Bayshore

Why do we tend to marginalize and overlook the industrial world that sustains us? This documentary series, featuring San Francisco’s historic Bayview and other locations, celebrates the prickly beauty found in the industrial margins of every major city—spaces that remain invisible to most who benefit from them.

About this series:

Soon after dark, San Francisco’s Bayshore industrial park becomes a stern, moody place. The workers leave; the floodlights and security cameras switch on; the roll-up doors and concertina-wire gates close, leaving the trucks, forklifts, and buses parked in silent yards. What remains are the mostly anonymous and forgettable concrete and corrugated-steel structures casting back a fundamental indifference to the people who work there or pass by them.

This documentary series began there, in those twilight hours, within that indifference.

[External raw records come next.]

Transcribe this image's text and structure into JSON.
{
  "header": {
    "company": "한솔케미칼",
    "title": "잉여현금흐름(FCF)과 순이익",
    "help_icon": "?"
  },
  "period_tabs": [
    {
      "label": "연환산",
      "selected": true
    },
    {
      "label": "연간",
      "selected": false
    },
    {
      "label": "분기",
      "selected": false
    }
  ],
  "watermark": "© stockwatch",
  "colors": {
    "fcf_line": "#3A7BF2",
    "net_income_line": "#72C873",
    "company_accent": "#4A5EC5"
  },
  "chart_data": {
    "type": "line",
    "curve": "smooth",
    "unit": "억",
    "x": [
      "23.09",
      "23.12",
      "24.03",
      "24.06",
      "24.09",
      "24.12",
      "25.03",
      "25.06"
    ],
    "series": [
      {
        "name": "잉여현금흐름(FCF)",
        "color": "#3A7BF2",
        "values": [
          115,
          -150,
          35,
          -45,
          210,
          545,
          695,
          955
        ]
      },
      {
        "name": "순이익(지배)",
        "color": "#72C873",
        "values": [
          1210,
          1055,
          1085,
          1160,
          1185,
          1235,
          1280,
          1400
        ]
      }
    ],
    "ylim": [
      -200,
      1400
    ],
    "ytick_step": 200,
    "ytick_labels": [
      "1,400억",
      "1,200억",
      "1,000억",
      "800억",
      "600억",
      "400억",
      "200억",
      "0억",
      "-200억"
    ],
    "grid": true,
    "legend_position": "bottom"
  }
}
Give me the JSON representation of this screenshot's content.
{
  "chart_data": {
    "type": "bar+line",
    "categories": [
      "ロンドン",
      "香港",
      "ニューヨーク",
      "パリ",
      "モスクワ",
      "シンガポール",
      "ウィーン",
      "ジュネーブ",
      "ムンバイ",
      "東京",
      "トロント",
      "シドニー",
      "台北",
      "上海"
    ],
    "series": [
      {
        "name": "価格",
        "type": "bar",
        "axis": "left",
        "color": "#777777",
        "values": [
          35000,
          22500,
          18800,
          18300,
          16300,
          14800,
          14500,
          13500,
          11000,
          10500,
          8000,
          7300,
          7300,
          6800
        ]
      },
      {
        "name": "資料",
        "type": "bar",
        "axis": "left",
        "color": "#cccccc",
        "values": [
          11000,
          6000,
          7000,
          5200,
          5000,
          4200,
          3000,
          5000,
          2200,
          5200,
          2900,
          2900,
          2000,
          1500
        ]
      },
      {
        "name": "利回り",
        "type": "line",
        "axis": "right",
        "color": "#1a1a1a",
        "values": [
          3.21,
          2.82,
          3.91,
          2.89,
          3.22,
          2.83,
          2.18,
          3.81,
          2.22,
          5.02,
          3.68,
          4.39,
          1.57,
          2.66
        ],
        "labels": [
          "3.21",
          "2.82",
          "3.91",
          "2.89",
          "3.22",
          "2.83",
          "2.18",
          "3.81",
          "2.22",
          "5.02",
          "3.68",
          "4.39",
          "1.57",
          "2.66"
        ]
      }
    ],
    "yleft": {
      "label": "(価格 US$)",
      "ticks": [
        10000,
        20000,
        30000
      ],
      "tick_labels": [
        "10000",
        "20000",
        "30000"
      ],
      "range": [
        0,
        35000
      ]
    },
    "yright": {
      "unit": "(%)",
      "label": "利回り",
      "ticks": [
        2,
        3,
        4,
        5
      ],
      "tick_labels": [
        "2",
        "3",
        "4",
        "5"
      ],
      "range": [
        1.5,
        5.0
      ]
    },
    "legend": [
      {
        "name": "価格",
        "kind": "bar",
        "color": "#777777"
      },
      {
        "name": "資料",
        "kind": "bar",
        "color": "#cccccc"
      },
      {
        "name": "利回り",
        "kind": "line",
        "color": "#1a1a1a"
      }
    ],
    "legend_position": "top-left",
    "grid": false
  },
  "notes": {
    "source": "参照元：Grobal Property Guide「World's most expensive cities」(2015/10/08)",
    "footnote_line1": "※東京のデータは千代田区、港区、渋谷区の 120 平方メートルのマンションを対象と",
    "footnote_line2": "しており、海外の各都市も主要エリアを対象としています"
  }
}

Yet, this project is also personal. As a child, my family moved from Los Angeles to California’s Central Valley, where my dad opened a large industrial laundry in a new industrial park. I ran around in spaces much like these — amid the loading docks, giant washing machines, chlorinated solvents and industrial perfumes, and workers clad in the company overalls. Now the Bayshore is nearby but it’s a much different world.

In a typical American commercial space, such as a vast shopping mall, people matter. Bold illuminated signage, perfect parking lots, and shiny store windows invite customers to come inside. The industrial parks are their anonymous counterpoint, the coarse backroom of the modern service economy. Bayshore, part of San Francisco’s Bayview district, is a microcosm of a modern industrial park, yet it lacks enormous automated warehouses that range from half a million to one million square feet. Old or new, Industrial parks share a similar “non-place” vibe, as seen in the images captured in other parts of Northern California and Arizona.

This series is the culmination of more than eight months of photographic explorations and a personal reckoning with our shared tendency to ghettoize, overlook, and misunderstand the world that quietly sustains us. It celebrates the prickly beauty found in the industrial margins of every major city—spaces that power our commerce while remaining invisible to most who benefit from them.